Mater Dolorosa. The Unruined Heart.

The swords through your heart are not the ones that caused your wounds, but rather, these swords of strength were earned by your struggle through hard times.

Sword of Surrender is one of the swords. It means the sword to use to withstand this time of learning. Isn’t it true sometimes that learning is really painful, or really hard?

The second, Sword of Veils, pierces the hidden meaning of this time to cut right through all the fog, all the veiling that occludes the center, the core, the sweetness, the heart, the hope, the jewel at the center of the wound.

The third sword, a Sword of Healing, to lance open one’s own agony and bitterness to let it drain away.

The Sword of New Life to cut through, to cut loose, and to plant anew. Long ago, people used their swords to plant with. They would drive them into the ground, pour the seed, take a step, drive the sword into the ground, plant a seed, take a step. Because there used to be farmer warriors who were holy people and they used their swords for everything.

Sword of Courage is the next one: to speak up, to row on with, to touch others with. Remember to be knighted, a king would touch the sword to the shoulder of the knight: meaning you can take this blow. You can take this. You are strong.

The Sword of Life Force to draw from, to lean on, to purify.

The Sword of Love is often the heaviest to lift consistently. The sword turns one away from war, resentment, retaliation, and instead helps one to fall into the arms of immaculate strength at the center through the Holy Woman.

So we pray.

Oh immaculate heart of my mother, give me shelter in the beautiful chambers of your heart. Keep me strong, fierce, loving, and able in this world. Remind me. Remind me daily that despite my imperfections, my heart remains completely unruined. So may it be for you. So may it be for me. So may it be for all of us. In her name, amen,—which means “let it be so.”

TS: Beautiful. Thank you. And just one final question. I can’t let you go without asking. How is this new work related to your classic bestseller Women Who Run With the Wolves?

CPE: This work, Untie the Strong Woman, is a continuation of all my other works. I’m looking at the largest archetype of the holy, integral woman from many different angles. So Wild Woman, Wise Woman, Holy Woman, they share the same heartbeat. I wrote in Women Who Run with the Wolves that the Wild Woman archetype is not savage or out of control but is a natural, instinctual set of longings and knowings that are embedded in our psyches.

The Dangerous Old Woman audio series, which is on the myths and stories of the Wise Woman archetype, is concomitant with the idea that wisdom is not a condition, it’s a holy endeavor. In Women Who Run With the Wolves, I wrote aspects that belong to Holy Mother, that a woman who is in her instinctual, intuitive nature, eats nourishing food, rests in peace, follows calling, renders loyalty, loves the children, dances with joy, tunes her ears to more than just herself, attends to death and resurrection, creates love in the world in all ways, prays by speaking truths that will raise herself and others. You find all of these premises in all my work: Women Who Run with the Wolves about the Wild Woman archetype, the Dangerous Old Woman, about the Wise Woman archetype and Untie the Strong Woman, about the Holy Mother.

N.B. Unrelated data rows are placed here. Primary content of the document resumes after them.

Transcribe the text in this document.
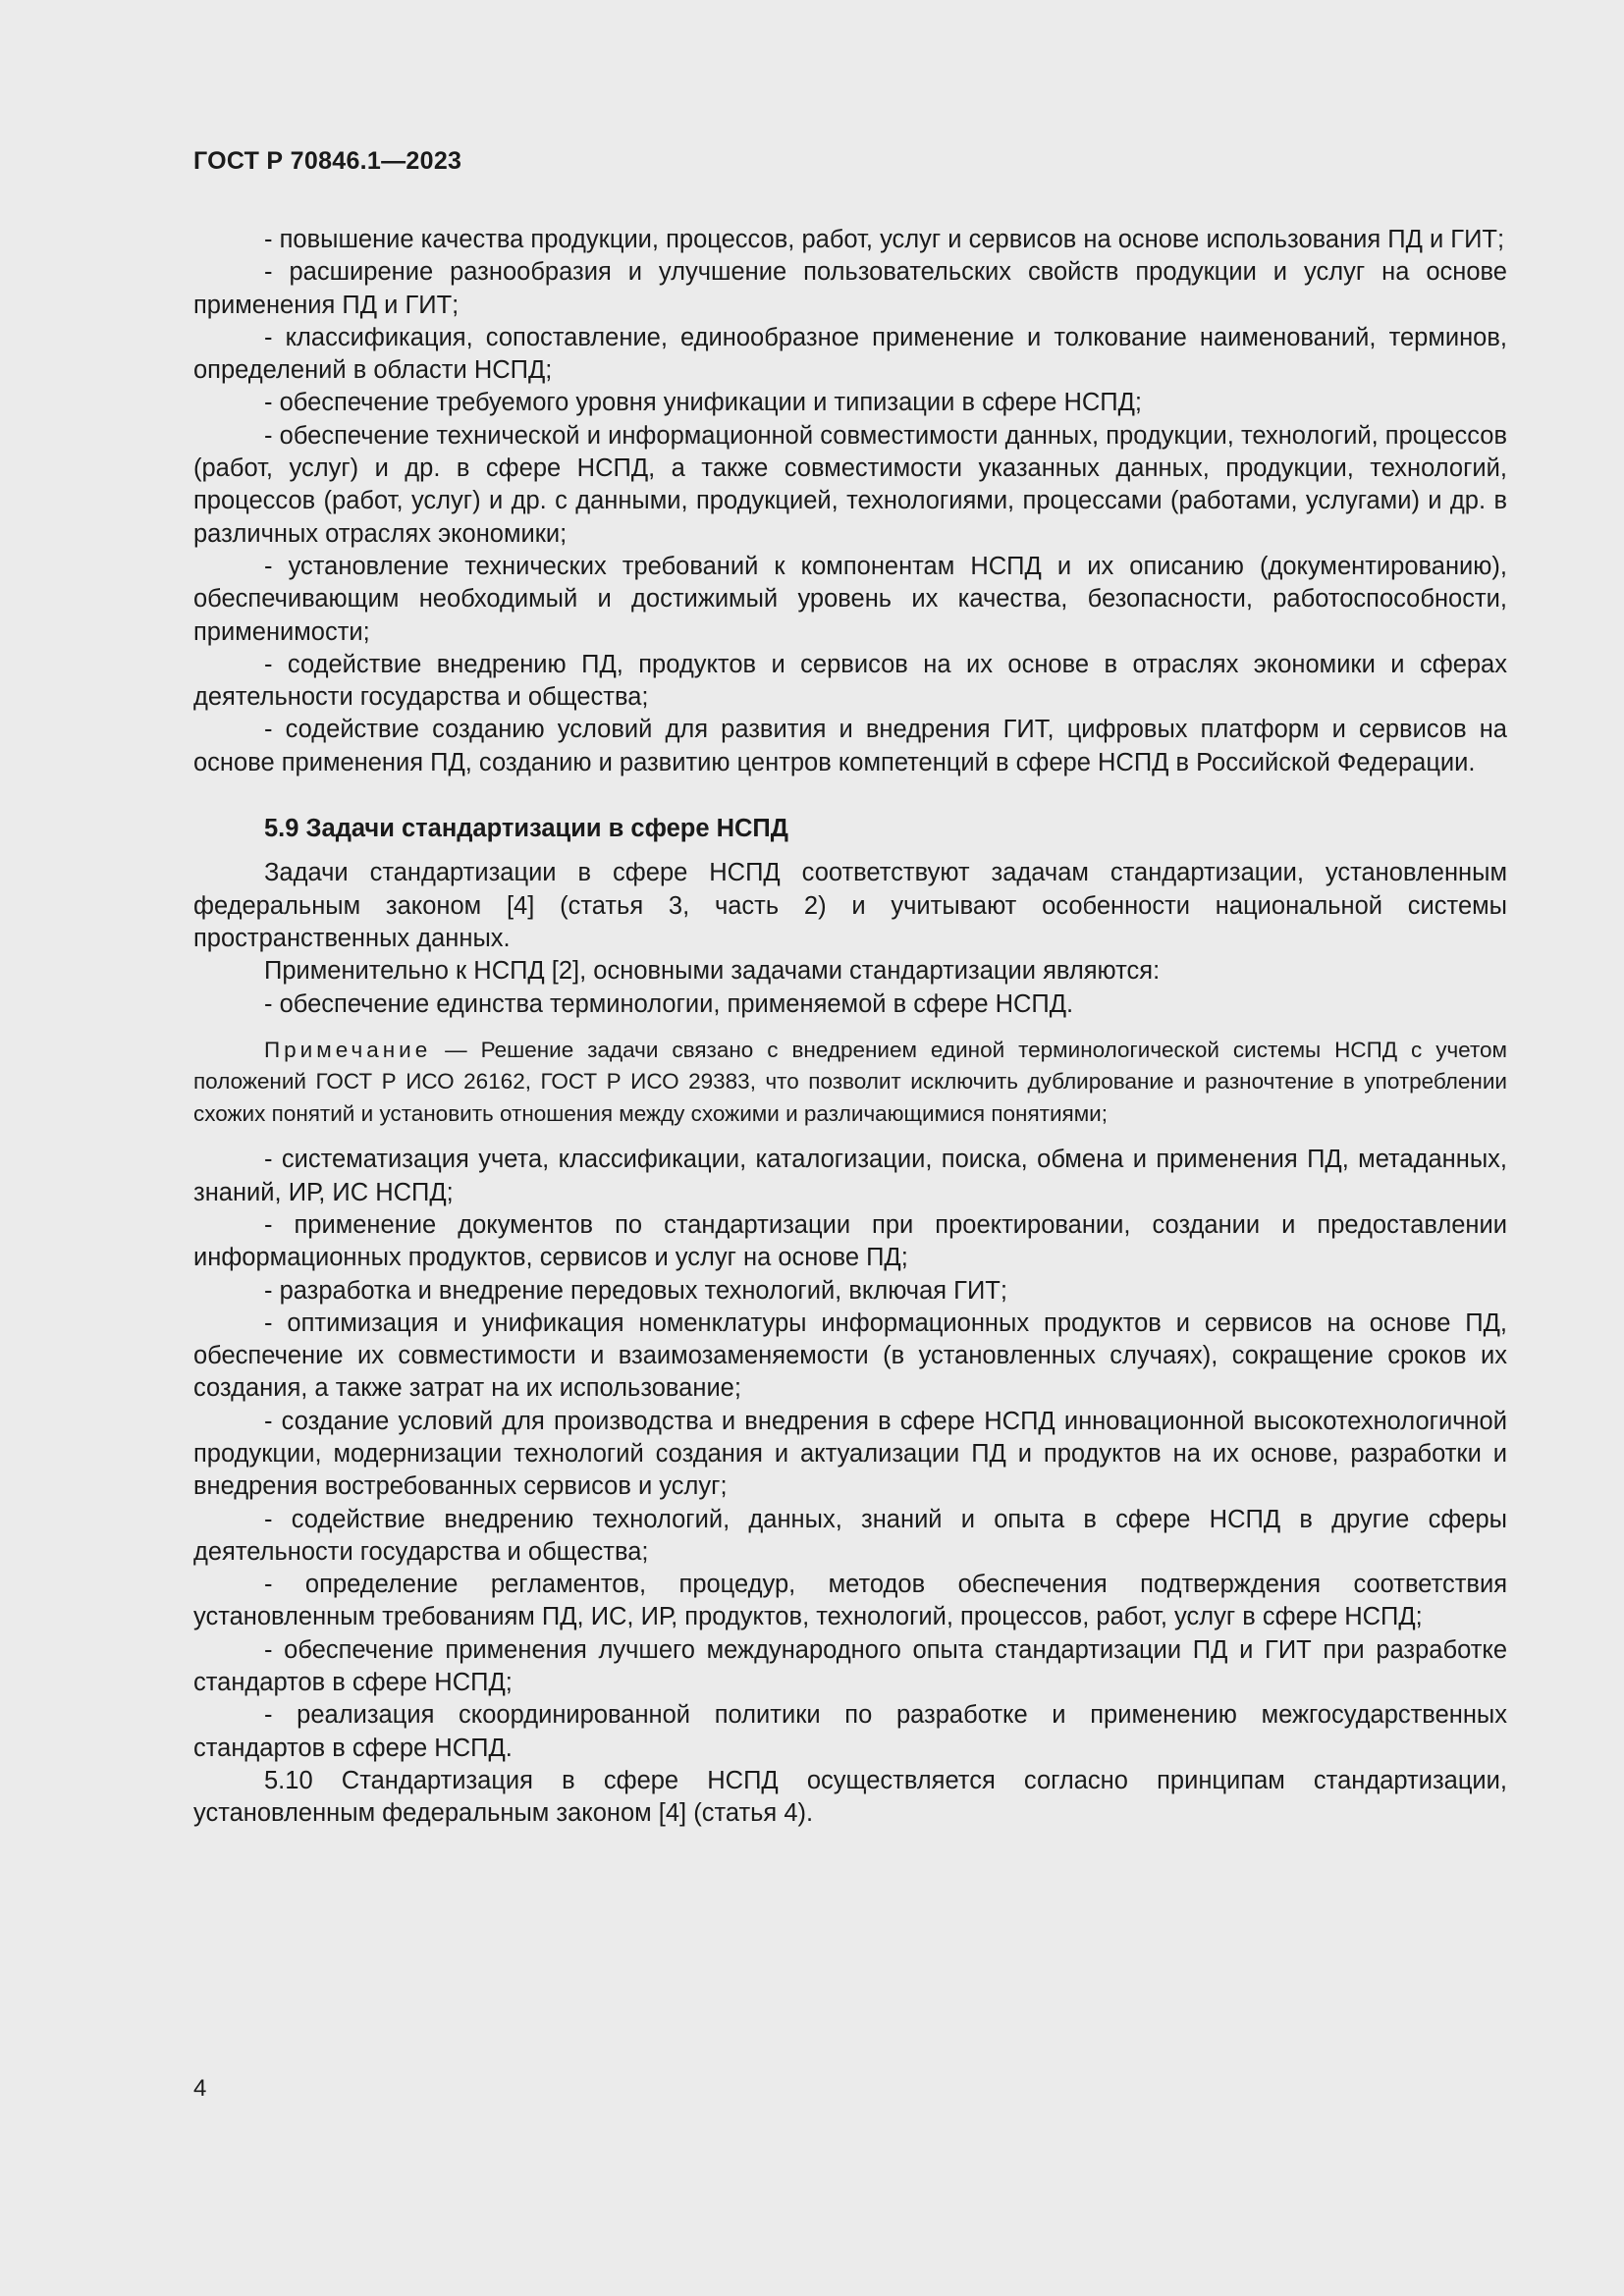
ГОСТ Р 70846.1—2023

- повышение качества продукции, процессов, работ, услуг и сервисов на основе использования ПД и ГИТ;

- расширение разнообразия и улучшение пользовательских свойств продукции и услуг на основе применения ПД и ГИТ;

- классификация, сопоставление, единообразное применение и толкование наименований, терминов, определений в области НСПД;

- обеспечение требуемого уровня унификации и типизации в сфере НСПД;

- обеспечение технической и информационной совместимости данных, продукции, технологий, процессов (работ, услуг) и др. в сфере НСПД, а также совместимости указанных данных, продукции, технологий, процессов (работ, услуг) и др. с данными, продукцией, технологиями, процессами (работами, услугами) и др. в различных отраслях экономики;

- установление технических требований к компонентам НСПД и их описанию (документированию), обеспечивающим необходимый и достижимый уровень их качества, безопасности, работоспособности, применимости;

- содействие внедрению ПД, продуктов и сервисов на их основе в отраслях экономики и сферах деятельности государства и общества;

- содействие созданию условий для развития и внедрения ГИТ, цифровых платформ и сервисов на основе применения ПД, созданию и развитию центров компетенций в сфере НСПД в Российской Федерации.

5.9 Задачи стандартизации в сфере НСПД

Задачи стандартизации в сфере НСПД соответствуют задачам стандартизации, установленным федеральным законом [4] (статья 3, часть 2) и учитывают особенности национальной системы пространственных данных.

Применительно к НСПД [2], основными задачами стандартизации являются:

- обеспечение единства терминологии, применяемой в сфере НСПД.

Примечание — Решение задачи связано с внедрением единой терминологической системы НСПД с учетом положений ГОСТ Р ИСО 26162, ГОСТ Р ИСО 29383, что позволит исключить дублирование и разночтение в употреблении схожих понятий и установить отношения между схожими и различающимися понятиями;

- систематизация учета, классификации, каталогизации, поиска, обмена и применения ПД, метаданных, знаний, ИР, ИС НСПД;

- применение документов по стандартизации при проектировании, создании и предоставлении информационных продуктов, сервисов и услуг на основе ПД;

- разработка и внедрение передовых технологий, включая ГИТ;

- оптимизация и унификация номенклатуры информационных продуктов и сервисов на основе ПД, обеспечение их совместимости и взаимозаменяемости (в установленных случаях), сокращение сроков их создания, а также затрат на их использование;

- создание условий для производства и внедрения в сфере НСПД инновационной высокотехнологичной продукции, модернизации технологий создания и актуализации ПД и продуктов на их основе, разработки и внедрения востребованных сервисов и услуг;

- содействие внедрению технологий, данных, знаний и опыта в сфере НСПД в другие сферы деятельности государства и общества;

- определение регламентов, процедур, методов обеспечения подтверждения соответствия установленным требованиям ПД, ИС, ИР, продуктов, технологий, процессов, работ, услуг в сфере НСПД;

- обеспечение применения лучшего международного опыта стандартизации ПД и ГИТ при разработке стандартов в сфере НСПД;

- реализация скоординированной политики по разработке и применению межгосударственных стандартов в сфере НСПД.

5.10 Стандартизация в сфере НСПД осуществляется согласно принципам стандартизации, установленным федеральным законом [4] (статья 4).

4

TS: Wonderful. I’ve been speaking with Dr. Clarissa Pinkola Estés—she’s the author of a new book and a four-session audio series, both from Sounds True, called Untie the Strong Woman: Blessed Mother’s Immaculate Love for the Wild Soul. Thank you, CPE, as always, for sharing light from the unruined heart with us.

CPE: Thank you, Tami. Thank you for flying.

TS: Soundstrue.com. Many voices, one Journey. Thanks for listening.